Currently I am a uni student, working 4 days a week during the summer, moving to about 3 during term time.
Every day I’m not working I feel tired constantly, regardless of amount of sleep. I push through anyways to get the work that needs done finished, then sit down and just collapse basically. I wouldn’t even call it relax, just sit and switch off.
I don’t have any energy or motivation to play games anymore, even though I used to play avidly. I play guitar but it’s been feeling like I’m not getting as much out of it now…
Once I’m out of uni, I’ll be in full-time and, if I get into the industry I want, more mentally taxing work.
In short, is there something I’m missing here, or is work-eat-sleep-repeat all there is until I retire? Cause frankly I’m more sure I can be arsed if not…
EDIT
Thanks for the responses, I kinda posted this in a moment of hopelessness for life and I don’t really know what I wanted as a response.
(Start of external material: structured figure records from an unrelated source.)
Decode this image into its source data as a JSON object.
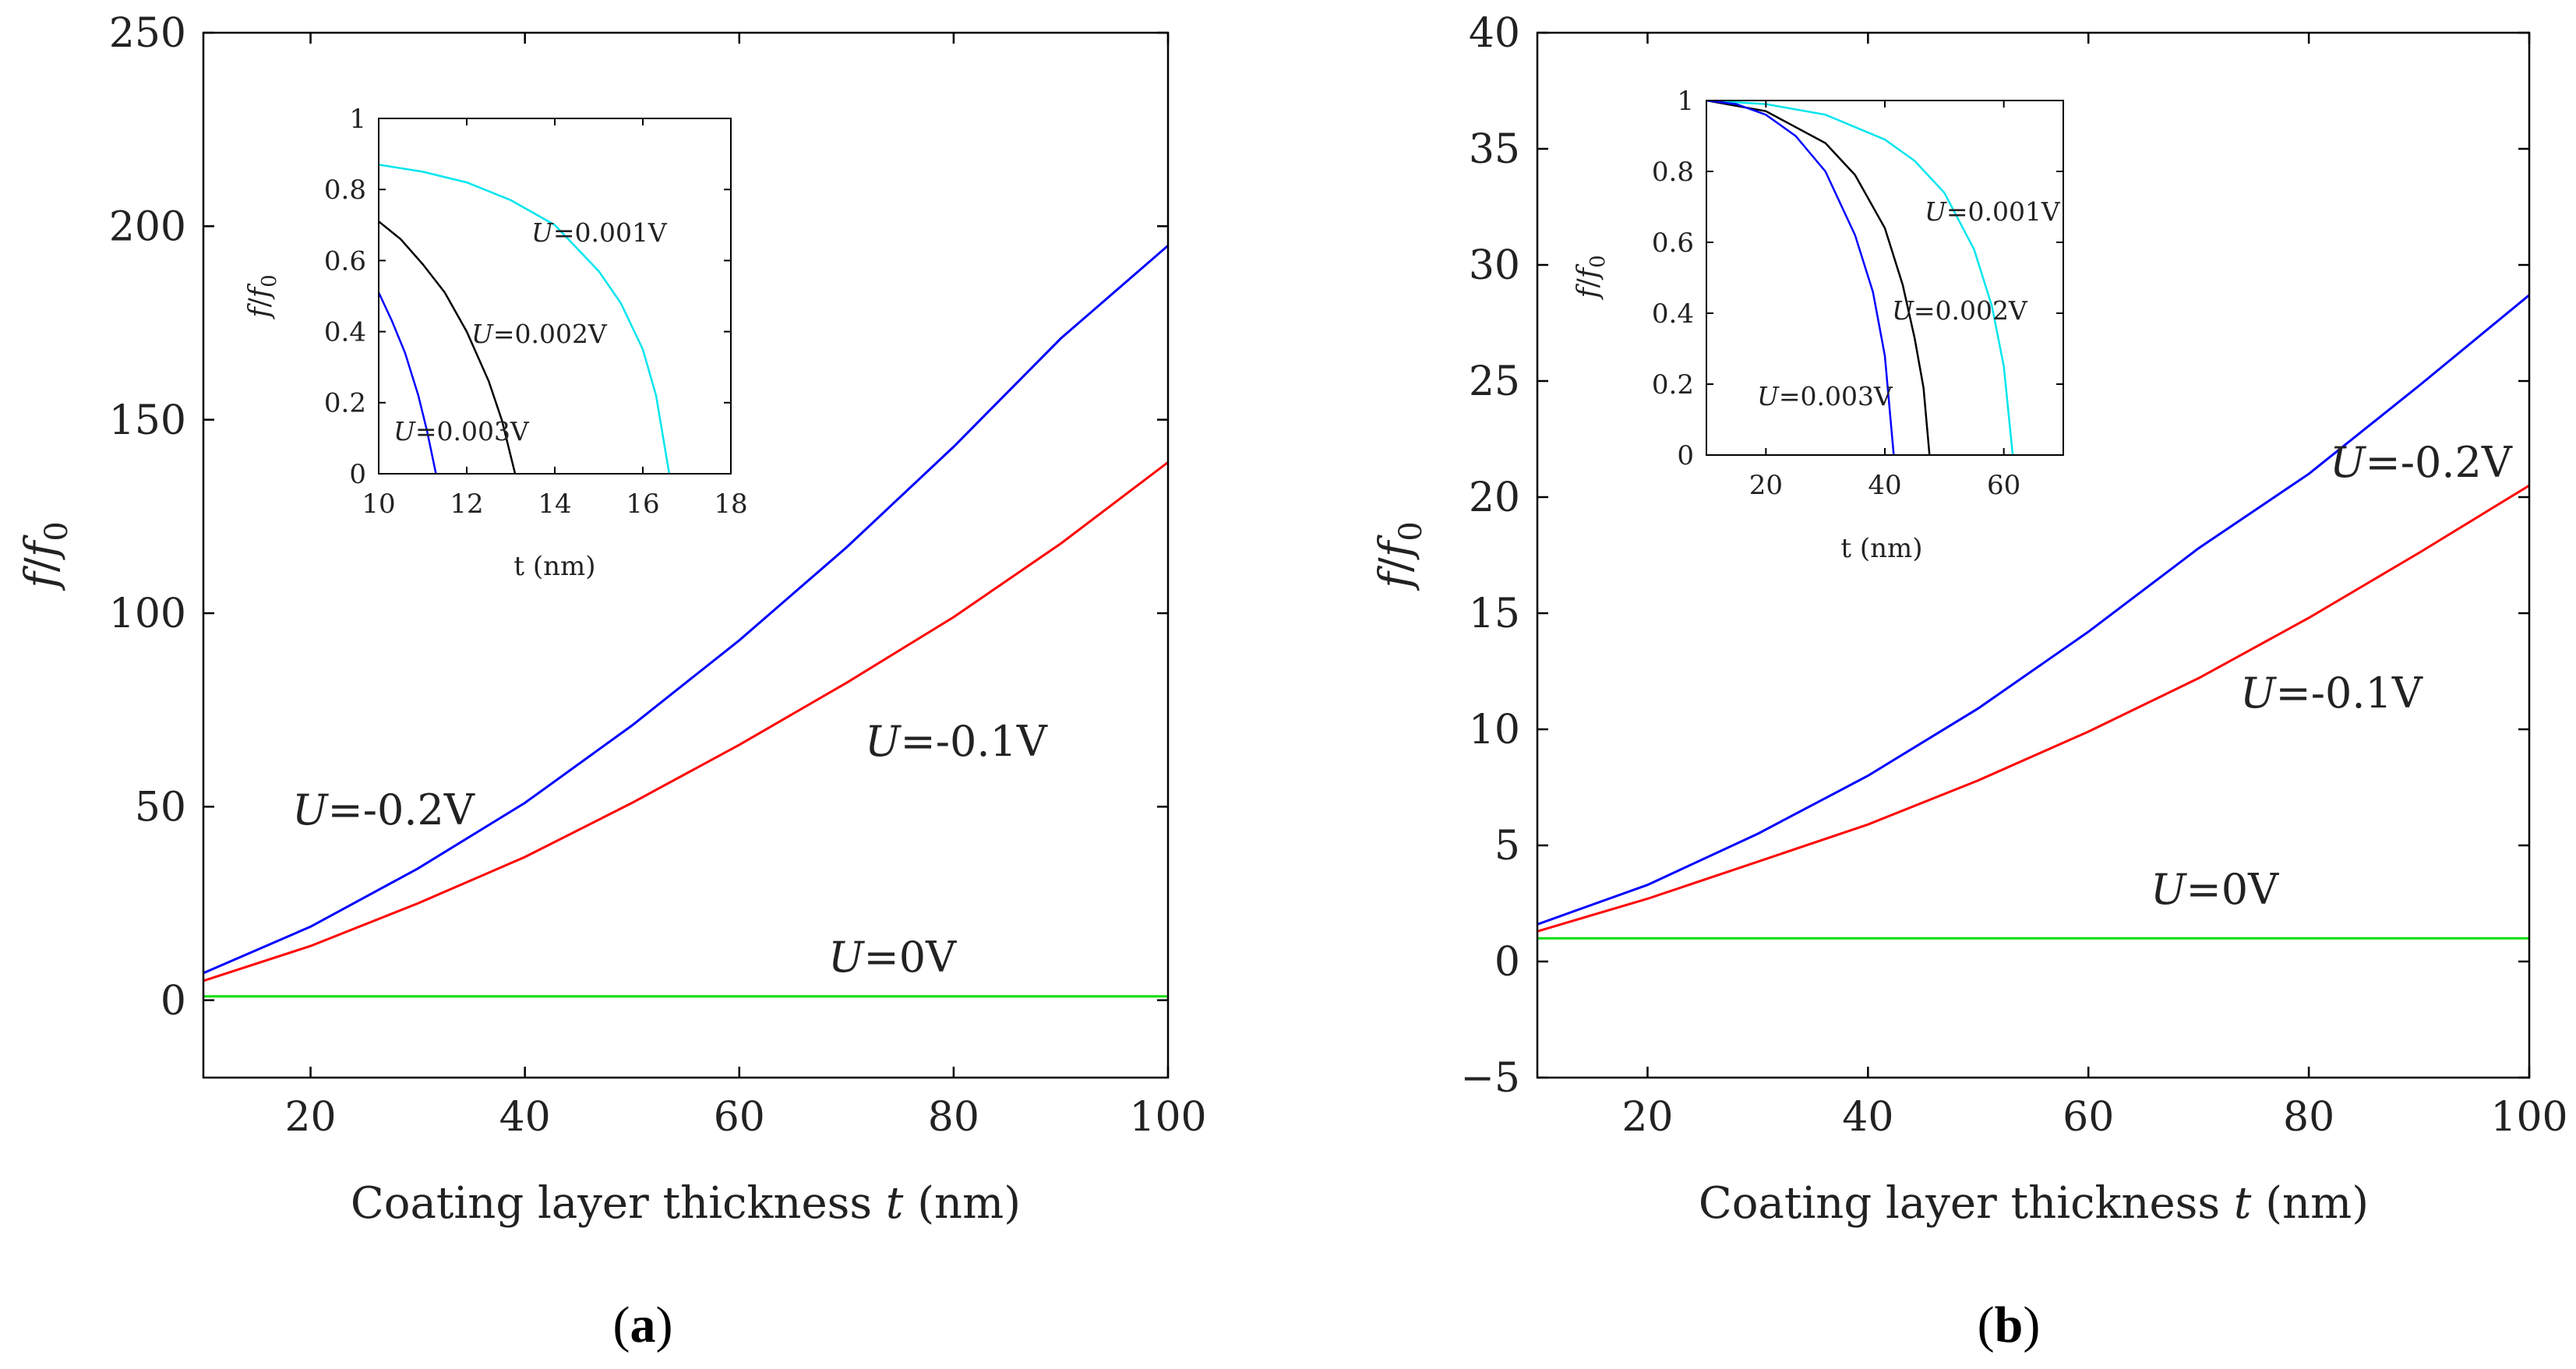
{
  "figure": {
    "panel_labels": [
      {
        "open": "(",
        "letter": "a",
        "close": ")"
      },
      {
        "open": "(",
        "letter": "b",
        "close": ")"
      }
    ]
  },
  "chart_data": [
    {
      "id": "a",
      "type": "line",
      "xlabel": "Coating layer thickness t (nm)",
      "ylabel": "f/f0",
      "xlim": [
        10,
        100
      ],
      "ylim": [
        -20,
        250
      ],
      "xticks": [
        "20",
        "40",
        "60",
        "80",
        "100"
      ],
      "yticks": [
        "0",
        "50",
        "100",
        "150",
        "200",
        "250"
      ],
      "series": [
        {
          "name": "U=-0.2V",
          "color": "#0000ff",
          "x": [
            10,
            20,
            30,
            40,
            50,
            60,
            70,
            80,
            90,
            100
          ],
          "y": [
            7,
            19,
            34,
            51,
            71,
            93,
            117,
            143,
            171,
            195
          ]
        },
        {
          "name": "U=-0.1V",
          "color": "#ff0000",
          "x": [
            10,
            20,
            30,
            40,
            50,
            60,
            70,
            80,
            90,
            100
          ],
          "y": [
            5,
            14,
            25,
            37,
            51,
            66,
            82,
            99,
            118,
            139
          ]
        },
        {
          "name": "U=0V",
          "color": "#00dd00",
          "x": [
            10,
            100
          ],
          "y": [
            1,
            1
          ]
        }
      ],
      "annotations": [
        "U=-0.2V",
        "U=-0.1V",
        "U=0V"
      ],
      "inset": {
        "type": "line",
        "xlabel": "t (nm)",
        "ylabel": "f/f0",
        "xlim": [
          10,
          18
        ],
        "ylim": [
          0,
          1
        ],
        "xticks": [
          "10",
          "12",
          "14",
          "16",
          "18"
        ],
        "yticks": [
          "0",
          "0.2",
          "0.4",
          "0.6",
          "0.8",
          "1"
        ],
        "series": [
          {
            "name": "U=0.001V",
            "color": "#00e5ee",
            "x": [
              10,
              11,
              12,
              13,
              14,
              15,
              15.5,
              16,
              16.3,
              16.6
            ],
            "y": [
              0.87,
              0.85,
              0.82,
              0.77,
              0.7,
              0.57,
              0.48,
              0.35,
              0.22,
              0
            ]
          },
          {
            "name": "U=0.002V",
            "color": "#000000",
            "x": [
              10,
              10.5,
              11,
              11.5,
              12,
              12.5,
              12.8,
              13.1
            ],
            "y": [
              0.71,
              0.66,
              0.59,
              0.51,
              0.4,
              0.26,
              0.15,
              0
            ]
          },
          {
            "name": "U=0.003V",
            "color": "#0000ff",
            "x": [
              10,
              10.3,
              10.6,
              10.9,
              11.1,
              11.3
            ],
            "y": [
              0.51,
              0.43,
              0.34,
              0.22,
              0.12,
              0
            ]
          }
        ],
        "annotations": [
          "U=0.001V",
          "U=0.002V",
          "U=0.003V"
        ]
      }
    },
    {
      "id": "b",
      "type": "line",
      "xlabel": "Coating layer thickness t (nm)",
      "ylabel": "f/f0",
      "xlim": [
        10,
        100
      ],
      "ylim": [
        -5,
        40
      ],
      "xticks": [
        "20",
        "40",
        "60",
        "80",
        "100"
      ],
      "yticks": [
        "-5",
        "0",
        "5",
        "10",
        "15",
        "20",
        "25",
        "30",
        "35",
        "40"
      ],
      "series": [
        {
          "name": "U=-0.2V",
          "color": "#0000ff",
          "x": [
            10,
            20,
            30,
            40,
            50,
            60,
            70,
            80,
            90,
            100
          ],
          "y": [
            1.6,
            3.3,
            5.5,
            8.0,
            10.9,
            14.2,
            17.8,
            21.0,
            24.8,
            28.7
          ]
        },
        {
          "name": "U=-0.1V",
          "color": "#ff0000",
          "x": [
            10,
            20,
            30,
            40,
            50,
            60,
            70,
            80,
            90,
            100
          ],
          "y": [
            1.3,
            2.7,
            4.3,
            5.9,
            7.8,
            9.9,
            12.2,
            14.8,
            17.6,
            20.5
          ]
        },
        {
          "name": "U=0V",
          "color": "#00dd00",
          "x": [
            10,
            100
          ],
          "y": [
            1,
            1
          ]
        }
      ],
      "annotations": [
        "U=-0.2V",
        "U=-0.1V",
        "U=0V"
      ],
      "inset": {
        "type": "line",
        "xlabel": "t (nm)",
        "ylabel": "f/f0",
        "xlim": [
          10,
          70
        ],
        "ylim": [
          0,
          1
        ],
        "xticks": [
          "20",
          "40",
          "60"
        ],
        "yticks": [
          "0",
          "0.2",
          "0.4",
          "0.6",
          "0.8",
          "1"
        ],
        "series": [
          {
            "name": "U=0.001V",
            "color": "#00e5ee",
            "x": [
              10,
              20,
              30,
              40,
              45,
              50,
              55,
              58,
              60,
              61.5
            ],
            "y": [
              1,
              0.99,
              0.96,
              0.89,
              0.83,
              0.74,
              0.58,
              0.42,
              0.25,
              0
            ]
          },
          {
            "name": "U=0.002V",
            "color": "#000000",
            "x": [
              10,
              20,
              30,
              35,
              40,
              43,
              45,
              46.5,
              47.5
            ],
            "y": [
              1,
              0.97,
              0.88,
              0.79,
              0.64,
              0.48,
              0.33,
              0.19,
              0
            ]
          },
          {
            "name": "U=0.003V",
            "color": "#0000ff",
            "x": [
              10,
              15,
              20,
              25,
              30,
              35,
              38,
              40,
              41.5
            ],
            "y": [
              1,
              0.99,
              0.96,
              0.9,
              0.8,
              0.62,
              0.46,
              0.28,
              0
            ]
          }
        ],
        "annotations": [
          "U=0.001V",
          "U=0.002V",
          "U=0.003V"
        ]
      }
    }
  ]
}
Asking for the meaning of life? Lemmy’s great and all, but I don’t think I’ll find it here lmao
Regardless, there’s a few things here for me to look into and take further, so thank you again!
If this is to close for comfort for rule 3, feel free to delete mods
There’s no meaning to life. It’s a scam of an idea that we all fall prey to. Instead, think of it as just creating new meaning to it every single day depending on what you think and do. It’s a liberating feeling, to be honest. Because now you don’t have to stress yourself out to figure out some grand meaning [that doesn’t exist] and inevitably failing and being depressed over that.